Shorts ads will provide another monetization pathway for the option, a key consideration for YouTube, because while more people watching more Shorts content is good, overall, for the app, more time spent in Shorts also means less time spent with its other, monetizable video clips.
Google also noted this in its earnings call, saying that it was ‘experiencing a slight headwind to revenue growth’ as Shorts viewership grows as a percentage of total YouTube time.
So really, YouTube has to monetize shorts, and fast, in order to dilute its impact on overall earnings, while it also needs to establish new pathways for Shorts creators to maximize their earnings potential, and you can’t directly monetize short-form video clips with mid and pre-roll ads.
That adds a level of complexity to short video monetization, something that Vine grappled with back in the day (which eventually led to its closure), and which TikTok, Instagram, Snapchat and YouTube are also working to solve right now.
The main option that they’ve leaned on thus far is dedicated creator funding pools, from which creators can then earn an allocation of fund share based on the performance of their Shorts clips.
But that’s already proven problematic, with variable payouts and shifting incentives frustrating top creators, many of whom already earn big, reliable incomes from YouTube and Twitch, and are used to the established economics of online video streaming (which, it’s worth noting, may be changing on Twitch too).
The risk here is that if these platforms can’t establish solid revenue pathways for their top stars, then eventually, much like what happened with Vine, those top creators will gravitate towards the platforms that do offer more stable, lucrative funding arrangements.

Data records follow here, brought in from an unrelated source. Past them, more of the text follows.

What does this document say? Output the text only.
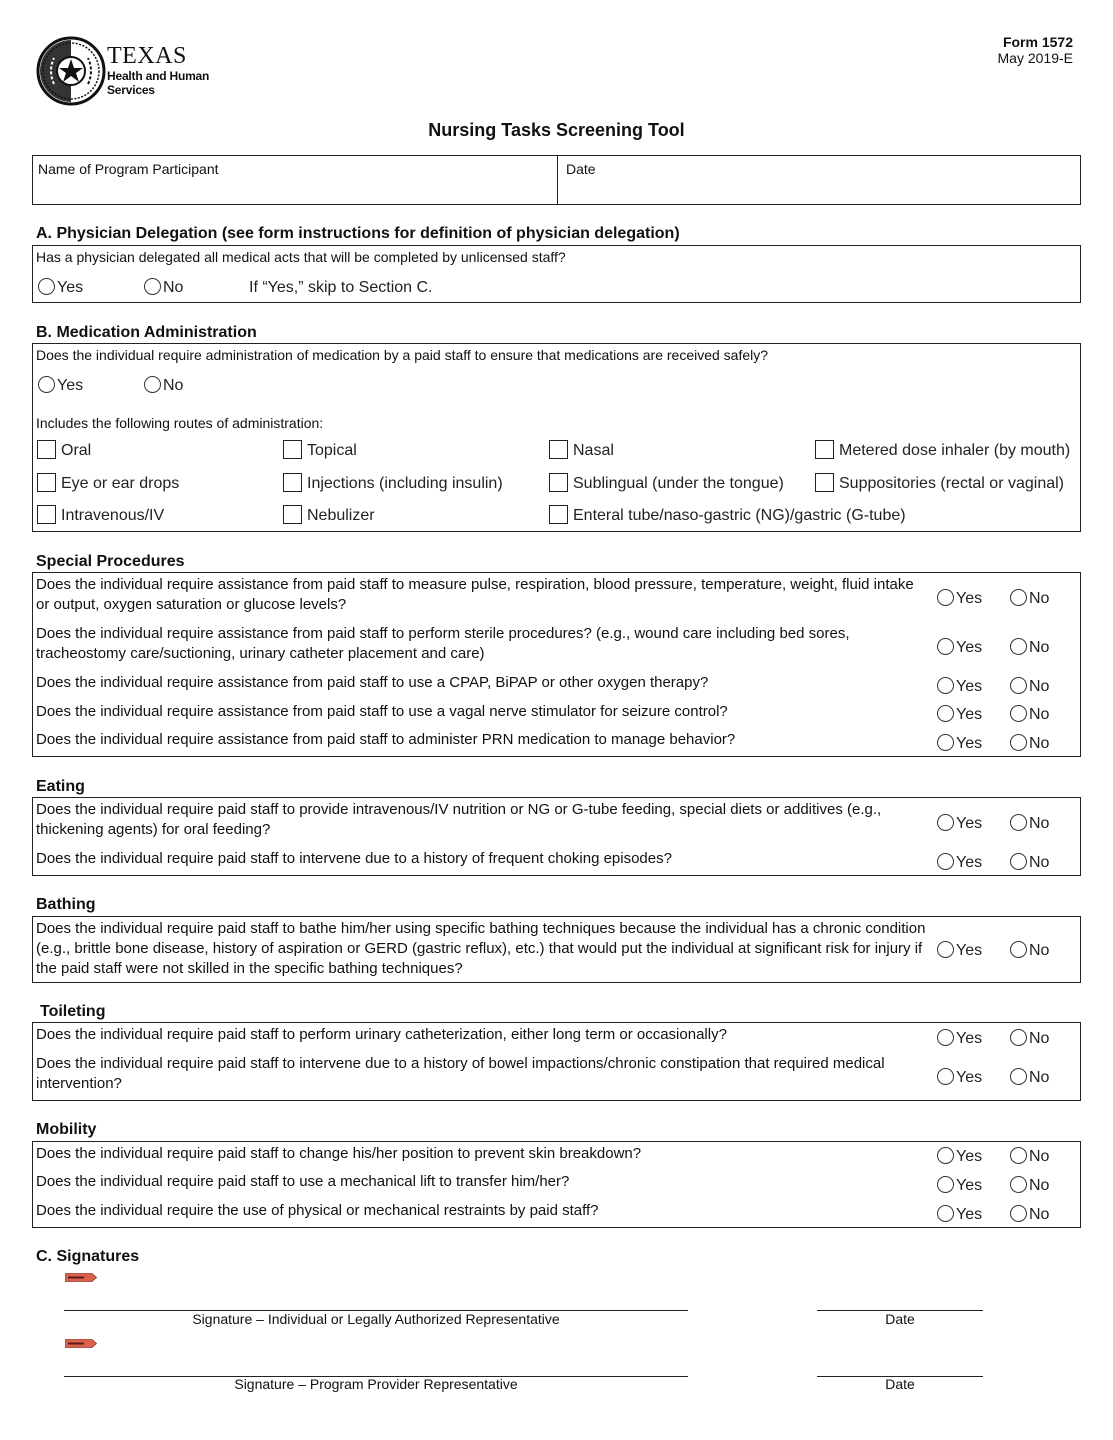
TEXAS
Health and Human
Services
Form 1572
May 2019-E
Nursing Tasks Screening Tool
Name of Program Participant	Date
A. Physician Delegation (see form instructions for definition of physician delegation)
Has a physician delegated all medical acts that will be completed by unlicensed staff?
Yes	No	If “Yes,” skip to Section C.
B. Medication Administration
Does the individual require administration of medication by a paid staff to ensure that medications are received safely?
Yes	No
Includes the following routes of administration:
Oral	Topical	Nasal	Metered dose inhaler (by mouth)
Eye or ear drops	Injections (including insulin)	Sublingual (under the tongue)	Suppositories (rectal or vaginal)
Intravenous/IV	Nebulizer	Enteral tube/naso-gastric (NG)/gastric (G-tube)
Special Procedures
Does the individual require assistance from paid staff to measure pulse, respiration, blood pressure, temperature, weight, fluid intake or output, oxygen saturation or glucose levels?	Yes	No
Does the individual require assistance from paid staff to perform sterile procedures? (e.g., wound care including bed sores, tracheostomy care/suctioning, urinary catheter placement and care)	Yes	No
Does the individual require assistance from paid staff to use a CPAP, BiPAP or other oxygen therapy?	Yes	No
Does the individual require assistance from paid staff to use a vagal nerve stimulator for seizure control?	Yes	No
Does the individual require assistance from paid staff to administer PRN medication to manage behavior?	Yes	No
Eating
Does the individual require paid staff to provide intravenous/IV nutrition or NG or G-tube feeding, special diets or additives (e.g., thickening agents) for oral feeding?	Yes	No
Does the individual require paid staff to intervene due to a history of frequent choking episodes?	Yes	No
Bathing
Does the individual require paid staff to bathe him/her using specific bathing techniques because the individual has a chronic condition (e.g., brittle bone disease, history of aspiration or GERD (gastric reflux), etc.) that would put the individual at significant risk for injury if the paid staff were not skilled in the specific bathing techniques?
Yes	No
Toileting
Does the individual require paid staff to perform urinary catheterization, either long term or occasionally?	Yes	No
Does the individual require paid staff to intervene due to a history of bowel impactions/chronic constipation that required medical intervention?	Yes	No
Mobility
Does the individual require paid staff to change his/her position to prevent skin breakdown?	Yes	No
Does the individual require paid staff to use a mechanical lift to transfer him/her?	Yes	No
Does the individual require the use of physical or mechanical restraints by paid staff?	Yes	No
C. Signatures
Signature – Individual or Legally Authorized Representative	Date
Signature – Program Provider Representative	Date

Which will inevitably lead them to YouTube anyway, which pays out billions every year to creators via its YouTube Partner Program.

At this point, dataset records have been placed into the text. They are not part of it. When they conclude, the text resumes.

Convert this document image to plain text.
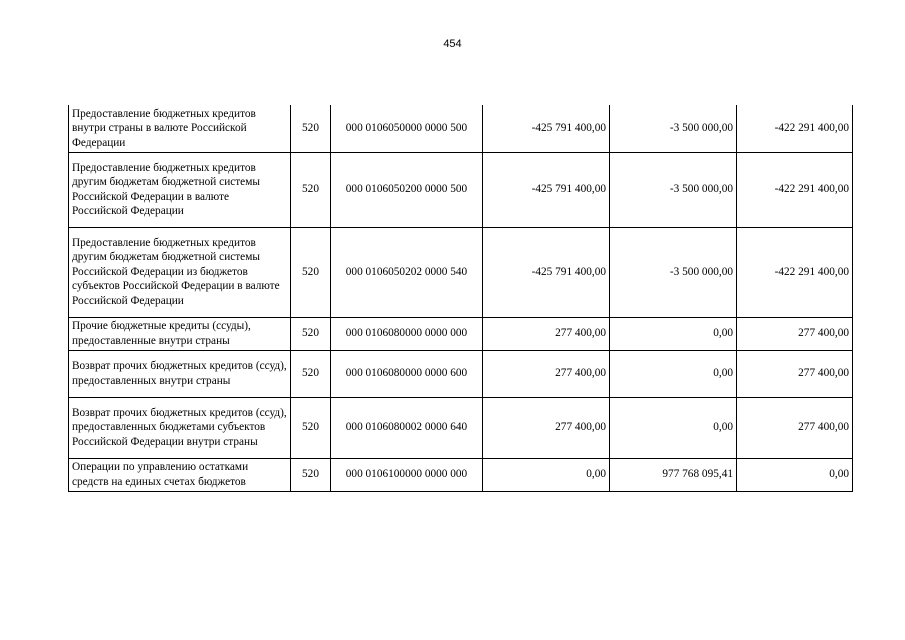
454
Предоставление бюджетных кредитов внутри страны в валюте Российской Федерации	520	000 0106050000 0000 500	-425 791 400,00	-3 500 000,00	-422 291 400,00
Предоставление бюджетных кредитов другим бюджетам бюджетной системы Российской Федерации в валюте Российской Федерации	520	000 0106050200 0000 500	-425 791 400,00	-3 500 000,00	-422 291 400,00
Предоставление бюджетных кредитов другим бюджетам бюджетной системы Российской Федерации из бюджетов субъектов Российской Федерации в валюте Российской Федерации	520	000 0106050202 0000 540	-425 791 400,00	-3 500 000,00	-422 291 400,00
Прочие бюджетные кредиты (ссуды), предоставленные внутри страны	520	000 0106080000 0000 000	277 400,00	0,00	277 400,00
Возврат прочих бюджетных кредитов (ссуд), предоставленных внутри страны	520	000 0106080000 0000 600	277 400,00	0,00	277 400,00
Возврат прочих бюджетных кредитов (ссуд), предоставленных бюджетами субъектов Российской Федерации внутри страны	520	000 0106080002 0000 640	277 400,00	0,00	277 400,00
Операции по управлению остатками средств на единых счетах бюджетов	520	000 0106100000 0000 000	0,00	977 768 095,41	0,00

In this sense, Shorts can act as a supplementary promotional channel for your main YouTube feed, where you can make real money – and with that as a lure, and with Shorts views rising so quickly, YouTube stands as the biggest challenge to TikTok’s ongoing dominance in the space, even if it does seem that, right now, TikTok is almost too big to fail at this stage of the game.
But it could – while Google also notes that:
“Over 40% of creators who received payment from the Shorts Fund in 2021 weren't in the YouTube Partner Program.”
That’s a huge amount of new voices that are now being paid by YouTube for their Shorts content, and if YouTube can establish a clearer pathway to getting more of them paid, more often, that will inevitably lead to them sticking with YouTube as their key platform of choice.
Ads in Shorts is another element in this, providing another revenue pathway for the option, that YouTube can then funnel back into its creator funding process, or invest in additional ways to advance its revenue share models.
No one has ‘cracked the code’ as such on the best way to pay short-form creators, but YouTube’s system is far more advanced than others. Building a more sustainable ad process is another step in this evolution.